8. Madikwe Game Reserve
Located in the North West province bordering Botswana, Madikwe Game Reserve spans 185,329 acres and represents a tremendous wildlife comeback story. After failed attempts to farm the land, the Reserve was established in 1991. Under the banner of “Operation Phoenix,” 10,000 animals across 27 species were successfully reintroduced over a six-year period. Today, Madikwe is a hot spot for the Big Five, in addition to a thriving population of wild dogs. The Reserve also falls upon the junction of two unique ecosystems—Kalahari thornveld and bushveld—and examples of sentinel inselbergs (“island mountains”) can be seen to the west. Despite it being just a four-hour drive from Johannesburg/Pretoria, Madikwe remains a lesser-touristed reserve. Featuring a higher number and density of camps and lodges than the other private reserves on this list (more than two dozen), EJ safari specialists recommend Jaci’s Safari Lodge and Mateya Safari Lodge for exceptional guiding.

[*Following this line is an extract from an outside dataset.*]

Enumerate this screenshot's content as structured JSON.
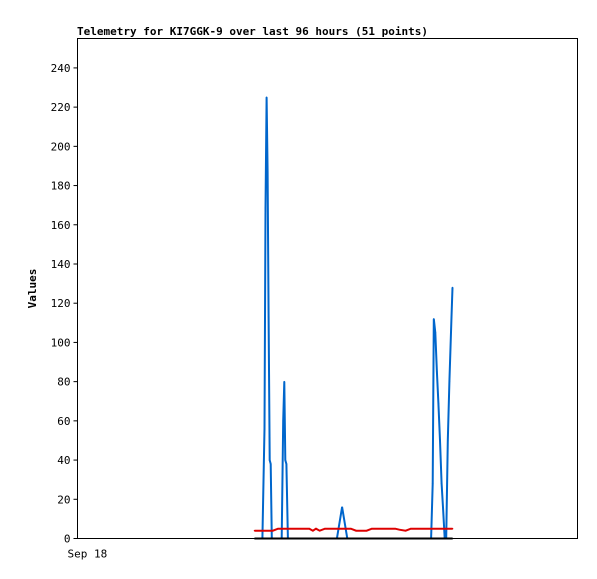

9. Samara Private Game Reserve
Overlaying four of South Africa’s provinces, The Karoo is a semi-desert region larger than the size of Germany. Sometimes likened to Australia’s Outback, the landscape is one of vast open plains hemmed by mountains. Snug in the Karoo is the 67,000-acre Samara Private Game Reserve, a place where an ambitious but successful conservation story has been unfolding since 1997 when the land was purchased by Mark and Sarah Tompkins. A painstaking rewilding project was undertaken, first eradicating invasive plant species, removing fences and resting depleted farmland, followed by the reintroduction of indigenous, iconic and endangered species. Guests of the two intimate on-Reserve properties (The Manor and Karoo Lodge) are situated at the convergence of five unique vegetation biomes—grasslands, Nama Karoo, savannah, thicket and forest—which support thriving populations of nearly 60 mammals. In this born-again wilderness, safari-goers can spot the Big Five and enjoy the Reserve’s signature experience, tracking cheetahs on foot.

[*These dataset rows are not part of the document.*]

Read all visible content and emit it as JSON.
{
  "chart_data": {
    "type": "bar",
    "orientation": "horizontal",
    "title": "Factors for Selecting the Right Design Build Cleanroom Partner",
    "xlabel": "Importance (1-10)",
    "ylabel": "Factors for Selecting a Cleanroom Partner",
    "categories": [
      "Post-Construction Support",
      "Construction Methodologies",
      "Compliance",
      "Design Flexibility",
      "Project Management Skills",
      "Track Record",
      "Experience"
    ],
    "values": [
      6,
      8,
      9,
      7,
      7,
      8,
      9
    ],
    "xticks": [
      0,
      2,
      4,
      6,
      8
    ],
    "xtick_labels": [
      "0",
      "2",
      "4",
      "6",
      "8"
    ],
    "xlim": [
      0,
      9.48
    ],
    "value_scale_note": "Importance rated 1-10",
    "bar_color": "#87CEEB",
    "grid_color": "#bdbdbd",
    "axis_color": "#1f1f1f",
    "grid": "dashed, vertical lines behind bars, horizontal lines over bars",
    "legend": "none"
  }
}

10. Phinda Private Game Reserve
Phinda Private Game Reserve is located in KwaZulu-Natal, a province known for its swimmable and surfable coast, tall mountains and big game savannah. We love Phinda for its diverse habitats (seven ecosystems within 66,133 acres) that support wildlife including the Big Five, elusive cheetah, rare black rhino and 436 bird species. Phinda is owned by &Beyond and represents the company’s flagship property. There are six swoon-worthy luxury lodges peppered throughout the Reserve; EJ’s favorites are Phinda Zuka and Phinda Vlei. Guests interested in conservation-focused safari experiences can assist with rhino tracking and (painless) dehorning, elephant collaring or pangolin monitoring to better understand the world’s most trafficked animal. Choosing Phinda as your safari destination also means easy Indian Ocean beach excursions like scuba diving and seasonal turtle nesting.
It is important to acknowledge that Phinda is in a low-risk malaria zone. Antimalarial tablets are not recommended, but travelers visiting between September and May should practice mosquito avoidance.